You can simply compile it and run it in a debugger via single step to see how it works.
The answer is not 1. You're close, answers 2 and 3 don't make sense.
p = &x
p points to the memory address of x so setting
p = 60
would be setting its address to 60 which is not what you want.
k = x;
Changing k will not change x because k doesn't store the memory of x, it has instead copied the value of x.
*p = 60
The value that p is pointing to equals 60, in this case p is pointing to the address of x
So when ever the value at the address of x changes, *p changes or vice versa.
The key point is *p is pointing the value at the memory address of x, so changing *p changes x
The answer is 4.
#define div_ac_power(y,x) *y/x
Shall y be an address?

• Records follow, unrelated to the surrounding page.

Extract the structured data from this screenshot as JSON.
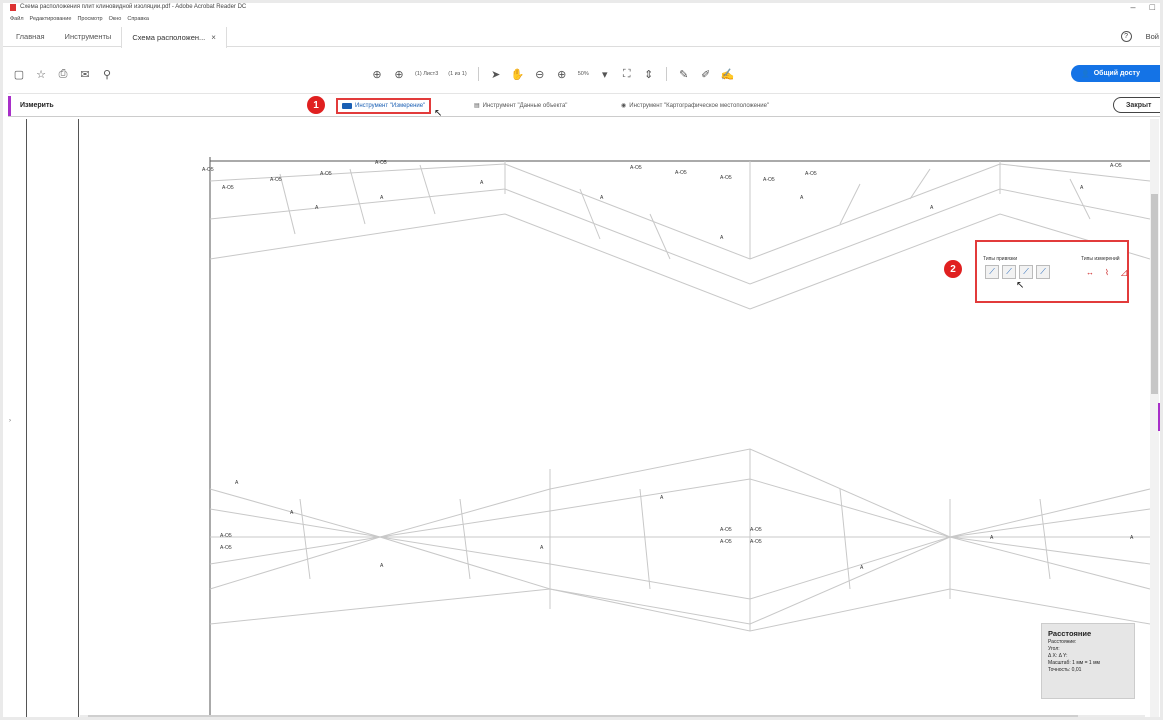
{
  "window": {
    "title": "Схема расположения плит клиновидной изоляции.pdf - Adobe Acrobat Reader DC",
    "minimize": "–",
    "maximize": "□"
  },
  "menu": [
    "Файл",
    "Редактирование",
    "Просмотр",
    "Окно",
    "Справка"
  ],
  "tabs": {
    "home": "Главная",
    "tools": "Инструменты",
    "document": "Схема расположен...",
    "close": "×"
  },
  "header_right": {
    "help": "?",
    "signin": "Вой"
  },
  "toolbar": {
    "page_indicator": "(1) Лист3",
    "page_count": "(1 из 1)",
    "zoom": "50%",
    "share_label": "Общий досту"
  },
  "measure_bar": {
    "label": "Измерить",
    "tool_measure": "Инструмент \"Измерение\"",
    "tool_object_data": "Инструмент \"Данные объекта\"",
    "tool_geo": "Инструмент \"Картографическое местоположение\"",
    "close": "Закрыт"
  },
  "badges": {
    "one": "1",
    "two": "2"
  },
  "snap_panel": {
    "snap_types": "Типы привязки",
    "measure_types": "Типы измерений"
  },
  "distance_panel": {
    "title": "Расстояние",
    "line1": "Расстояние:",
    "line2": "Угол:",
    "line3": "Δ X:     Δ Y:",
    "line4": "Масштаб: 1 мм = 1 мм",
    "line5": "Точность: 0,01"
  },
  "drawing": {
    "label_small": "А",
    "label_a05": "А-О5"
  },
  "colors": {
    "accent": "#1473e6",
    "highlight_red": "#e23b3b",
    "measure_purple": "#a82fc9"
  }
}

As far as I understand it returns the result of division between a pointer (y) and whatever object is x.
As far as I understand it returns the result of division between a pointer (y) and whatever object is x.
That is probably the intention.
The macro needs more parenthesis to secure it from misuse.
Consider the following cases:
Case 1. Compound parameter:
result= div_ac_power(y,a+b);
which is expanded to:
result = *y/a+b; // This equals (*y/a)+b because of operator precedence.
Case 2. Fooling around:
result= a div_ac_power(y,b); // Note the lack of operator between a and macro
which is expanded to:
result= a*y/b; // This may well be a valid expression depending on the types of a, b, y.
To fix it, you could add parenthesis:
#define div_ac_power(y,x) (*(y)/(x))
Dereference the value pointed-to by y pointer
Divide this value by x value
Same as:
int *y, x; // init them
int z = *y;
int res = z / x;